“É válido rir, fazer
graça, denunciar o que está de errado, criar situações irreverentes. O humor (...)
vale quando é livre de qualquer (...) limitação. Mas se deve estar liberto de
censura e conceito, ao mesmo tempo em que tenha algum compromisso ético e
justo, quem haverá de deter o poder de lhe ditar o rumo e a forma, com completa
isenção e preparo? O meu limite não é o seu limite. Uma pessoa tem tolerâncias
diferentes em cada situação e diferentes de outras pessoas. Nossas visões,
reações e gostos se diferenciam, misturam, conflitam e divergem, pois somos
todos únicos. O que me fere e causa repulsa numa piada social, pode ser natural
e bem assimilado por outra pessoa (...).
O humor deve
visar à crítica, não à graça, ensinou Chico Anysio, o humorista popular. E
disse isso quando lhe solicitaram considerar o estado atual do riso brasileiro.
Nos últimos anos de vida, o escritor contribuía para o cômico apenas em sua
porção de ator, impedido pela televisão brasileira de produzir textos. E o que
ele dizia sobre a risada ajuda a entender a acomodação de muitos humoristas
contemporâneos. Porque, quando eles humilham aqueles julgados inferiores, os
pobres, os analfabetos, os negros, os nordestinos, todos os oprimidos que
parece fácil espezinhar, não funcionam bem como humoristas. O humor deve ser o
oposto disto, uma restauração do que é justo, para a qual desancar aqueles em
condições piores do que as suas não vale. Rimos, isso sim, do superior, do
arrogante, daquele que rouba nosso lugar social.
O curioso é perceber como o
Brasil de muito tempo atrás sabia disso, e o ensinava por meio de uma imprensa
ocupada em ferir a brutal desigualdade entre os seres e as classes. Ao
percorrer o extenso volume da História da Caricatura Brasileira (Gala Edições),
compreendemos que tal humor primitivo não praticava um rosário de ofensas
pessoais. Naqueles dias, humor parecia ser apenas, e necessariamente, a
virulência em relação aos modos opressivos do poder.
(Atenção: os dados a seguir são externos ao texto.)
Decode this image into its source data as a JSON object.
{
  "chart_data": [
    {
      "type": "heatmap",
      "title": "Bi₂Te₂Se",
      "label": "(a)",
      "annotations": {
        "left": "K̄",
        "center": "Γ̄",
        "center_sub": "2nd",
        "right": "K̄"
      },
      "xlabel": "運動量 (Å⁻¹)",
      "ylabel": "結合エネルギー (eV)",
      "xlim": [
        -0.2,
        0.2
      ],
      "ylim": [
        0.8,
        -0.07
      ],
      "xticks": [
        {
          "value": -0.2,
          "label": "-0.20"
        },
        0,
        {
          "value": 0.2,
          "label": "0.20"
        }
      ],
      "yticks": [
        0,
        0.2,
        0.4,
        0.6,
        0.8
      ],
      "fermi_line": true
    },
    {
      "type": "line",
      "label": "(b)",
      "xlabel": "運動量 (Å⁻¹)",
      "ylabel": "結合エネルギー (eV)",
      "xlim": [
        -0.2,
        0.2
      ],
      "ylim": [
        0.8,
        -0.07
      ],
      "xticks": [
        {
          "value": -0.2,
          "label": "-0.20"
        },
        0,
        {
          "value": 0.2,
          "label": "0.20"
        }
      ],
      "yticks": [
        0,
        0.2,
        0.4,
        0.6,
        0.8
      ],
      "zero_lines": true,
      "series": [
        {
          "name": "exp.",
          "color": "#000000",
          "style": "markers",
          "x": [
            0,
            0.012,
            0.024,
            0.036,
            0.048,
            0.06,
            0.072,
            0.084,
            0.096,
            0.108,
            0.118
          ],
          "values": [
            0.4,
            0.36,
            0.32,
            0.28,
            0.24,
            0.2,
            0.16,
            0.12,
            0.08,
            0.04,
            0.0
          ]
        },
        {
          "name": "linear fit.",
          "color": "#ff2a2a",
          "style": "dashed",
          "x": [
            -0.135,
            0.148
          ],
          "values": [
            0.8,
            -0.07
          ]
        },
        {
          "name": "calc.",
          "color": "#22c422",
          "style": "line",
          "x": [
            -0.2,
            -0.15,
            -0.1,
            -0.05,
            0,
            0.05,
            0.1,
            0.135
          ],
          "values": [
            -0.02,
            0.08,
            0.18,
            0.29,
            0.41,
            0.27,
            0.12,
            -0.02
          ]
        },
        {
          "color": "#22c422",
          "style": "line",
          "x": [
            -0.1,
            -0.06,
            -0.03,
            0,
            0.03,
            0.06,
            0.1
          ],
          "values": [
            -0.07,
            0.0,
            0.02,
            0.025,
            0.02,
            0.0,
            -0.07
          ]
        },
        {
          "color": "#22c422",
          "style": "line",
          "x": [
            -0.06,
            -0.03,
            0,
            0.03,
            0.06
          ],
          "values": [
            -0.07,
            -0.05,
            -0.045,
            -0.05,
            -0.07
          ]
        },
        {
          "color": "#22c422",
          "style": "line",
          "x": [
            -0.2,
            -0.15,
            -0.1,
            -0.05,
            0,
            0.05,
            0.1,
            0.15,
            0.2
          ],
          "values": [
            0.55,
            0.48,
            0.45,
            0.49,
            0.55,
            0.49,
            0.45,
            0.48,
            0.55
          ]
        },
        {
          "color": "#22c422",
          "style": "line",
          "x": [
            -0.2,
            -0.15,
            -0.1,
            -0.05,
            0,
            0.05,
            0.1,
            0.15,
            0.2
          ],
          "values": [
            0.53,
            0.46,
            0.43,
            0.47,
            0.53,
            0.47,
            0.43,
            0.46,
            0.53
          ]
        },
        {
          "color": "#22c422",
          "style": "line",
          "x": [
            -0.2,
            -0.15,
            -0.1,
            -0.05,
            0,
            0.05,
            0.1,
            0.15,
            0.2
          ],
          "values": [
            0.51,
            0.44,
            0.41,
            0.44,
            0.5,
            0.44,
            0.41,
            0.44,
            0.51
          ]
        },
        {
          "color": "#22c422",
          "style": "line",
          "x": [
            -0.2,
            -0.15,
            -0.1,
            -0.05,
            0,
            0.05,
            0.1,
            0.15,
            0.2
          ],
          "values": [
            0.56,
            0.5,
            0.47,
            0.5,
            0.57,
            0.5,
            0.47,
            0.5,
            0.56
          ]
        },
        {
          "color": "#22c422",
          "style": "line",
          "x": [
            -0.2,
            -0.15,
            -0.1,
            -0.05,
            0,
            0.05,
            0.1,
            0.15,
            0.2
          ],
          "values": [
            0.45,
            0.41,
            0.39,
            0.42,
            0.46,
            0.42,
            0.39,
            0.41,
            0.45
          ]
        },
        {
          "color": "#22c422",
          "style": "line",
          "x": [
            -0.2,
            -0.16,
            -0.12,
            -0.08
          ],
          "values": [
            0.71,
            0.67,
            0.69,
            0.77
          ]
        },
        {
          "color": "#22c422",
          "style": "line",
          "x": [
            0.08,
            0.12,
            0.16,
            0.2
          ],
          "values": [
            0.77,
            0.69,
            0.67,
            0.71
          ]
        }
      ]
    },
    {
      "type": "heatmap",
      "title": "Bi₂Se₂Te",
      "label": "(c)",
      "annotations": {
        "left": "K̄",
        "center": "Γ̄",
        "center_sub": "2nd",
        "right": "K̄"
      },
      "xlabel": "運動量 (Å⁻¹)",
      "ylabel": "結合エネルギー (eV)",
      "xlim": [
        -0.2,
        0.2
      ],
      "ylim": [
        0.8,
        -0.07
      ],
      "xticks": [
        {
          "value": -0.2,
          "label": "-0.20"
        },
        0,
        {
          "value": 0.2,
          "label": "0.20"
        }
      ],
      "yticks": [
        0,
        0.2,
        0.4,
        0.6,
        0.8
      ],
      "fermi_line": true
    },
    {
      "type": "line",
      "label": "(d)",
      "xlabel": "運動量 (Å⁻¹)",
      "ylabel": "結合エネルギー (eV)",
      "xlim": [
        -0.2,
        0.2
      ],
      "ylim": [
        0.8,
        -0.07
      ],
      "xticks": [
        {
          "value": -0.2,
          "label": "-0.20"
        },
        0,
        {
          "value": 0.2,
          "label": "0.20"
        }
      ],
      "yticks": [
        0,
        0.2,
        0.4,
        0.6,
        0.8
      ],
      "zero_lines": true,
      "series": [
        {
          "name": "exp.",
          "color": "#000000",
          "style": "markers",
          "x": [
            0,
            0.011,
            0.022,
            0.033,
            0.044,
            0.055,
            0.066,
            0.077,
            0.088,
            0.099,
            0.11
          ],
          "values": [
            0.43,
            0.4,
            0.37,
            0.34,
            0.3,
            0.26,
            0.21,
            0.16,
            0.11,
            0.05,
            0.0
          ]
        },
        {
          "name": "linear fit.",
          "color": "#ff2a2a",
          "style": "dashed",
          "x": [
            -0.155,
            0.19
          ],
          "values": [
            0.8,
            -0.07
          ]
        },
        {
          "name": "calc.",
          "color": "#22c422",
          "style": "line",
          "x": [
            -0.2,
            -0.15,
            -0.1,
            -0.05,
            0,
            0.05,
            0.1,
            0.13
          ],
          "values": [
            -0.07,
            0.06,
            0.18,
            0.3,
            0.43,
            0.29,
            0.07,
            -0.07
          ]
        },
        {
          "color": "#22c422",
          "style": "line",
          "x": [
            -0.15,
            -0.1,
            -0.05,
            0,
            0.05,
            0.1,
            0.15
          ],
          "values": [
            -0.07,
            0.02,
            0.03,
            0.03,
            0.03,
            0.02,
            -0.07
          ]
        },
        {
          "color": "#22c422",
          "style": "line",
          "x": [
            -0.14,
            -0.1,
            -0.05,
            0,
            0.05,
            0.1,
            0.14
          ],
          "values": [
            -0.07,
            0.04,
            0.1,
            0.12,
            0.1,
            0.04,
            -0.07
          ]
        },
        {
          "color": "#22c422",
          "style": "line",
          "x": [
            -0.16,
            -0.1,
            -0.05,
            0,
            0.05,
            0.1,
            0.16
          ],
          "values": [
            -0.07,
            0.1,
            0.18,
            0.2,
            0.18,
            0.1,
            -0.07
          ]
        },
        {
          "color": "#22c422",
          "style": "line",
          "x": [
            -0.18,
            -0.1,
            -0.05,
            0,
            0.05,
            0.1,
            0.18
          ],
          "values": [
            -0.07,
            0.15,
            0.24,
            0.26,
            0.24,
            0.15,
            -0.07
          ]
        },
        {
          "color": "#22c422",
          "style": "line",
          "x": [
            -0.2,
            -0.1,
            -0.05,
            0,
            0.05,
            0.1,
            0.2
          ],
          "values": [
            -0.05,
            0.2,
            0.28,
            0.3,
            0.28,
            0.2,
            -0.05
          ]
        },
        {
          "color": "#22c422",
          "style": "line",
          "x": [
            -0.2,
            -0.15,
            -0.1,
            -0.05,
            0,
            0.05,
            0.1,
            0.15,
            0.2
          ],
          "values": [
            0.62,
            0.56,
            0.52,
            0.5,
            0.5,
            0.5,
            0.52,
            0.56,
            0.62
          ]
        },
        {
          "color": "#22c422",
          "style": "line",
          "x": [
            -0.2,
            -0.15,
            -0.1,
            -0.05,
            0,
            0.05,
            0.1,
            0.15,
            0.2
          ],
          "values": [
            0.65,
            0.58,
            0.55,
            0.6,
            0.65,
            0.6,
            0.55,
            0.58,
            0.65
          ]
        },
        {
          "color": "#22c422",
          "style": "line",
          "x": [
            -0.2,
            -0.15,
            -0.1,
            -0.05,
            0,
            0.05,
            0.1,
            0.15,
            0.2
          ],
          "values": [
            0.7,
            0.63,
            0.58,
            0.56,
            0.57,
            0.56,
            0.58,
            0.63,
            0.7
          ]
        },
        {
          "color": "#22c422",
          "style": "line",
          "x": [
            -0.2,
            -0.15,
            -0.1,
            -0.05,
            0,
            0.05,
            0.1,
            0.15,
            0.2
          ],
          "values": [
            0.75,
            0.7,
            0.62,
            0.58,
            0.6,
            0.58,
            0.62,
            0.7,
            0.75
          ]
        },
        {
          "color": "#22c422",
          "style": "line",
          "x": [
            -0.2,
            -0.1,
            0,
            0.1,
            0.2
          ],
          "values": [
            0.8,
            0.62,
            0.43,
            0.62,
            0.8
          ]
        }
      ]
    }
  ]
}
Fazer rir é uma arte, e como em toda arte há
bons artistas e maus artistas. Há bons músicos e maus músicos, há bons pintores
e maus pintores, há bons humoristas e maus humoristas. O estranho é que, mesmo
assim, quando publicam uma música de mau gosto, que transforma a mulher em
objeto sexual, por exemplo, não se fala em proibi-la, retirá- la de circulação; quando o artista elabora uma pintura obscena, que ofende os bons
costumes, às vezes vira vanguardista, transgressor, e faz sucesso. O humorista,
por outro lado, é o alvo da vez.
Talvez porque haja exageros. No pretexto de
fazer humor, piadistas chegam a extravasar essa esfera e atingir a dignidade, a
reputação e a imagem alheia, causando danos sociais muitas vezes irreparáveis. [...]
Não se pode tolher o humorista de fazer graça
com diferenças genéricas, atribuíveis a pessoas indeterminadas. Há abuso a ser
coibido, contudo, a partir do momento em que o comediante aponta
especificamente o “Fulano de Tal" e, com base em uma característica que
lhe é própria, tira sarro, diminui, ridiculariza aquela pessoa determinada. Aí
cabe ao Poder Judiciário impor as sanções cabíveis para desincentivar condutas
desse jaez. De resto, que se permita o humor para alegrar nossas vidas.
Constituição Federal, Art. 5º Todos são iguais perante a lei, sem
distinção de qualquer natureza, garantindo-se aos brasileiros e aos
estrangeiros residentes no País a inviolabilidade do direito à vida, à
liberdade, à igualdade, à segurança e à propriedade, nos termos seguintes:
(...) IV - é livre a manifestação do pensamento, sendo vedado o anonimato;
(...) IX - é livre a expressão da atividade intelectual, artística, científica
e de comunicação, independentemente de censura ou licença (...).
PROPOSTA DE REDAÇÃO: A partir do material de apoio e com base nos conhecimentos construídos ao longo de sua formação, redija um texto dissertativo-argumentativo sobre o tema: “Caminhos para conciliar humor e liberdade de expressão no Brasil do século 21”. Apresente proposta de intervenção social que respeite os direitos humanos. Selecione, organize e relacione, de maneira coerente e coesa, argumentos e fatos para defesa de seu ponto de vista.